Street communities are the purest and most rewarding form of democracy was the placid conclusion reached at the Berkeley Cybersalon on "Politics 101 Meets Web 2.0" with a few folks from hi-tech companies doing programs to support democracy, such as PhoneDemocracy.com, RBlock.com, and Maplight.com. Being a Berkeley crowd, there wasn't a Republican or even a Liberatarian in shooting distance, but someone from the Wellstone Democratic Renewal Club provided a welcome analog counterpoint to the netroots wetdream.
Jack Kurzweil, from Wellstone, asked a critical question: "How can we get people who don't vote interested in voting, and hence attain true democracy?"
Although one can use the Internet to find people who do vote, it's not easy to find out who didn't. Thus, the disenfranchised -- who might not even have computer access -- can't be reached by the likes of Moveon.org and Daily Kos. Someone suggested test messaging and ringing up folks with cell phones, which might work for young people.
Someone complained about how netroots orgs like Moveon.org raised money to buy advertisements that feed back into mainstream media magnates, who spend oodles of cash to buy politicians and therefore perpetuate the plutocracy-democracy we have.

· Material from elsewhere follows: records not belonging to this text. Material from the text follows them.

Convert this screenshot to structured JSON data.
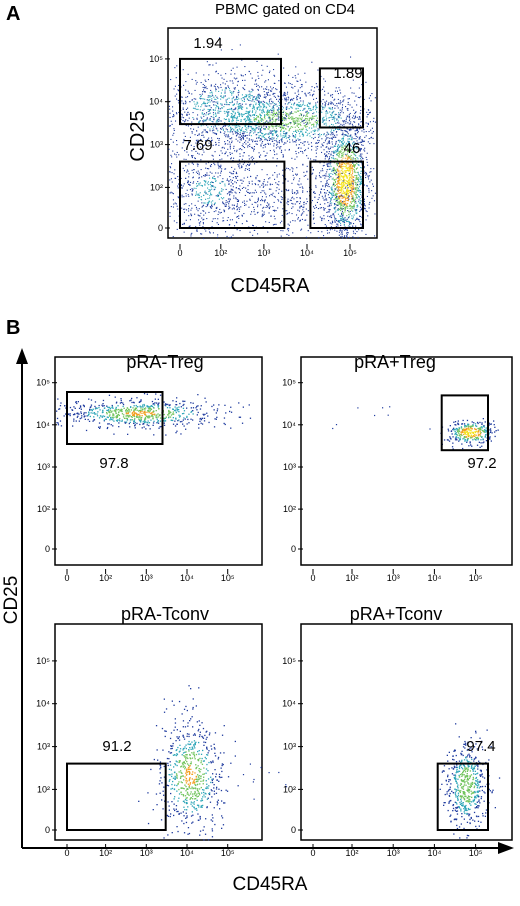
{
  "figure": {
    "panel_a_letter": "A",
    "panel_b_letter": "B",
    "panel_b_ylabel": "CD25",
    "panel_b_xlabel": "CD45RA"
  },
  "chart_data": [
    {
      "type": "scatter",
      "title": "PBMC gated on CD4",
      "xlabel": "CD45RA",
      "ylabel": "CD25",
      "scale": "biexponential (logicle)",
      "x_ticks": [
        "0",
        "10²",
        "10³",
        "10⁴",
        "10⁵"
      ],
      "y_ticks": [
        "0",
        "10²",
        "10³",
        "10⁴",
        "10⁵"
      ],
      "xlim": [
        0,
        200000
      ],
      "ylim": [
        0,
        200000
      ],
      "gates": [
        {
          "x": [
            0,
            2500
          ],
          "y": [
            3000,
            100000
          ],
          "value": "1.94"
        },
        {
          "x": [
            20000,
            200000
          ],
          "y": [
            2500,
            60000
          ],
          "value": "1.89"
        },
        {
          "x": [
            0,
            3000
          ],
          "y": [
            0,
            400
          ],
          "value": "7.69"
        },
        {
          "x": [
            12000,
            200000
          ],
          "y": [
            0,
            400
          ],
          "value": "46"
        }
      ],
      "density_hotspot": {
        "x": 40000,
        "y": 100
      }
    },
    {
      "type": "scatter",
      "title": "pRA-Treg",
      "x_ticks": [
        "0",
        "10²",
        "10³",
        "10⁴",
        "10⁵"
      ],
      "y_ticks": [
        "0",
        "10²",
        "10³",
        "10⁴",
        "10⁵"
      ],
      "gates": [
        {
          "x": [
            0,
            2500
          ],
          "y": [
            3500,
            60000
          ],
          "value": "97.8"
        }
      ]
    },
    {
      "type": "scatter",
      "title": "pRA+Treg",
      "x_ticks": [
        "0",
        "10²",
        "10³",
        "10⁴",
        "10⁵"
      ],
      "y_ticks": [
        "0",
        "10²",
        "10³",
        "10⁴",
        "10⁵"
      ],
      "gates": [
        {
          "x": [
            15000,
            200000
          ],
          "y": [
            2500,
            50000
          ],
          "value": "97.2"
        }
      ]
    },
    {
      "type": "scatter",
      "title": "pRA-Tconv",
      "x_ticks": [
        "0",
        "10²",
        "10³",
        "10⁴",
        "10⁵"
      ],
      "y_ticks": [
        "0",
        "10²",
        "10³",
        "10⁴",
        "10⁵"
      ],
      "gates": [
        {
          "x": [
            0,
            3000
          ],
          "y": [
            0,
            400
          ],
          "value": "91.2"
        }
      ]
    },
    {
      "type": "scatter",
      "title": "pRA+Tconv",
      "x_ticks": [
        "0",
        "10²",
        "10³",
        "10⁴",
        "10⁵"
      ],
      "y_ticks": [
        "0",
        "10²",
        "10³",
        "10⁴",
        "10⁵"
      ],
      "gates": [
        {
          "x": [
            12000,
            200000
          ],
          "y": [
            0,
            400
          ],
          "value": "97.4"
        }
      ]
    }
  ]
}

Another person -- a military brat -- complained about Moveon's placement of the General Betray Us ad in the NY Times that was censured by the U.S. Senate last week, but others felt it was worth the money for all the ruckus it raised.
The entire Cybersalon was conducted in a democratic fashion and maybe that's why it seemed so mediocre. Andrew Keen, author of The Cult of the Amateur: How Today's Internet Is Killing Our Culture, and Alexis de Toqueville, who wrote that American democracy produced a culture of mediocracy, might have a point.
I think the next Cybersalon will return to a participatory dictatorship of experts.